Stiamo per divenire una civiltà galattica, che interagirà positivamente con le molte civiltà dei sistemi stellari presenti nella nostra galassia ed universo, e persino in altri universi. È il nostro vero destino trasformarci da società basata sulla paura e sulla competizione, in una fondata sull’amore, la pace e l’armonia. Il caos attuale è semplicemente una parte di questo cambiamento che sta accelerando.

Noi viviamo in un universo invisibile (cui spesso ci si riferisce coi termini di Regni Spirituali o Cielo) e allo stesso tempo in un universo visibile, cioè l’unico che la maggioranza della gente crede esista. La realtà delle cose ci venne nascosta, affinché noi si potesse infine ricordare e scoprire chi siamo davvero… grandi esseri immortali dalla conoscenza e saggezza universali, strettamente legati ai nostri fratelli e sorelle corporei che vivono nello spazio, nonché a quelli del regno spirituale. Purtroppo molti governi, religioni e sistemi filosofici sono stati manipolati per tenerci lontani da gran parte della verità, così che altri potessero mantenere il controllo e il potere. Al momento giusto, la recente ritorsione contro i cosiddetti attacchi terroristici negli USA si rivelerà per quello che davvero è, cioè uno degli ultimi tentativi di tenerci sotto controllo. È giunto comunque il tempo per un grande cambiamento nella capacità di comprendere la realtà da parte dei popoli di questo mondo: popoli che, a dispetto di quanto viene presentato da dei mass-media manipolati, quello che principalmente vogliono è la pace.

Molte persone percepiscono che “sta per accadere qualcosa”, ma poiché gran parte del cambiamento in atto avviene per ora nell’universo invisibile, prima di manifestarsi in quello visibile, è difficile per molti comprendere da subito.
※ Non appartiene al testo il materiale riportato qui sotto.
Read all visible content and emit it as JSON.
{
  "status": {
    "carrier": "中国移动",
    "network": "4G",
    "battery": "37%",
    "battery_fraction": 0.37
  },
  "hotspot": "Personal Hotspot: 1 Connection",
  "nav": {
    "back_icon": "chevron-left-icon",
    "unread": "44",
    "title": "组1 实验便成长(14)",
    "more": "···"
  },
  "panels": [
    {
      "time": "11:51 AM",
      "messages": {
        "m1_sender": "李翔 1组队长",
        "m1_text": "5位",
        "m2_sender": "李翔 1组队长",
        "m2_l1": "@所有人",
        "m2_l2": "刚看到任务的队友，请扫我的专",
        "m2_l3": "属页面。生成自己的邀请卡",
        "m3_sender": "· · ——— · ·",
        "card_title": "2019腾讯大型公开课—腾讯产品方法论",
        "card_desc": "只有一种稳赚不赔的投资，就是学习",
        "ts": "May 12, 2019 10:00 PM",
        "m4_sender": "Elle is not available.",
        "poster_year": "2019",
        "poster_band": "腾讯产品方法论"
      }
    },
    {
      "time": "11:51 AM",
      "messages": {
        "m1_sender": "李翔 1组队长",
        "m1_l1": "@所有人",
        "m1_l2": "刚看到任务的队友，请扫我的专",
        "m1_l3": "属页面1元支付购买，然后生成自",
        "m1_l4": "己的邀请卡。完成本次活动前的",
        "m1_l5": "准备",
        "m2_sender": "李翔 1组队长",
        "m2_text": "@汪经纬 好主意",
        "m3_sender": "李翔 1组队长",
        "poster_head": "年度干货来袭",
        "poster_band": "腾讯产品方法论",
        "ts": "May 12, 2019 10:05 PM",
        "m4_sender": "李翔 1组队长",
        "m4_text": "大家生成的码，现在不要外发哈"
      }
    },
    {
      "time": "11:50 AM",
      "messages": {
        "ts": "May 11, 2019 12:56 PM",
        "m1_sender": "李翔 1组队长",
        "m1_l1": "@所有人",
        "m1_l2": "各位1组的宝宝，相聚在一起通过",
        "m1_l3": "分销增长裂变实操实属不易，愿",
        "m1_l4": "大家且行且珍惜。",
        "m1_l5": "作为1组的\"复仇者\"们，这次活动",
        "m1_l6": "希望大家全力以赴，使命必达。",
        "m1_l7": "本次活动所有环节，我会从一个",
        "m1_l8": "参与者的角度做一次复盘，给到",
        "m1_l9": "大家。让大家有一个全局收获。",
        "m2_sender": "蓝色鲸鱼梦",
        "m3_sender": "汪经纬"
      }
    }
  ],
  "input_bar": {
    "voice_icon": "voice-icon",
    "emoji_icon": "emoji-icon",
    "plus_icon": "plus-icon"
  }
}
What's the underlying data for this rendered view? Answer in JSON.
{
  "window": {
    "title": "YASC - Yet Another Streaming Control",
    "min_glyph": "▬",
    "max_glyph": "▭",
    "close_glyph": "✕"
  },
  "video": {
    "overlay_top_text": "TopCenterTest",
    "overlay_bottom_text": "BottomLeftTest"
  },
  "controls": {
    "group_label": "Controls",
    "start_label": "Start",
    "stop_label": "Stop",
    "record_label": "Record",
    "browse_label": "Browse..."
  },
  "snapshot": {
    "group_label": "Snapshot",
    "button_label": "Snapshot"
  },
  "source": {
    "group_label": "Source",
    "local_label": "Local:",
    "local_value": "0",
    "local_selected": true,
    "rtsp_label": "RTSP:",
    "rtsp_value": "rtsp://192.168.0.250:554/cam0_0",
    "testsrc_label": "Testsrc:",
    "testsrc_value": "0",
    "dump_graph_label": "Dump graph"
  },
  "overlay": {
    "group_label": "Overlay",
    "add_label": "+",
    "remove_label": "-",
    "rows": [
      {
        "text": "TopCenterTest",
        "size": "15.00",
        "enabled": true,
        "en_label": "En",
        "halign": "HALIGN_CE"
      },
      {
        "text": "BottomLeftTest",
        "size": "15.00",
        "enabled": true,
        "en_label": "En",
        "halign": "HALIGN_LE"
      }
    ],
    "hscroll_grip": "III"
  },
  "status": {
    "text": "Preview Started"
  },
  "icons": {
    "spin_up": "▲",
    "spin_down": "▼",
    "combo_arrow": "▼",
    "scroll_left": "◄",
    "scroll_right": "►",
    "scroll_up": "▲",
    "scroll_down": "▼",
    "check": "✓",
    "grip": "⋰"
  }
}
Noi abbiamo davvero fatto parte di un “grande esperimento”, dopo aver accettato, su piani di conoscenza superiori, di essere qui in questi elettrizzanti “tempi finali”, la fine di una civiltà e l’inizio di una nuova, conosciuta come Età dell’Acquario, che stiamo co-creando.

Molto è stato scritto, detto e profetizzato a proposito del nostro futuro. Alcune informazioni erano vere al tempo in cui vennero date, ma sono da allora cambiate. Alcune non sono mai state vere, e servivano a manipolarci. Altre informazioni erano corrette e continuano ad esserlo. Selezionare tra tutto questo materiale è la cosa più difficile. Ecco perché quello che è “verità” per uno, non necessariamente è la “verità” per qualcun altro. Dovete applicare il vostro discernimento a tutte le informazioni, anche a quelle date in questo articolo. Man mano che continuiamo ad imparare, le persone si risvegliano su piani diversi tra loro.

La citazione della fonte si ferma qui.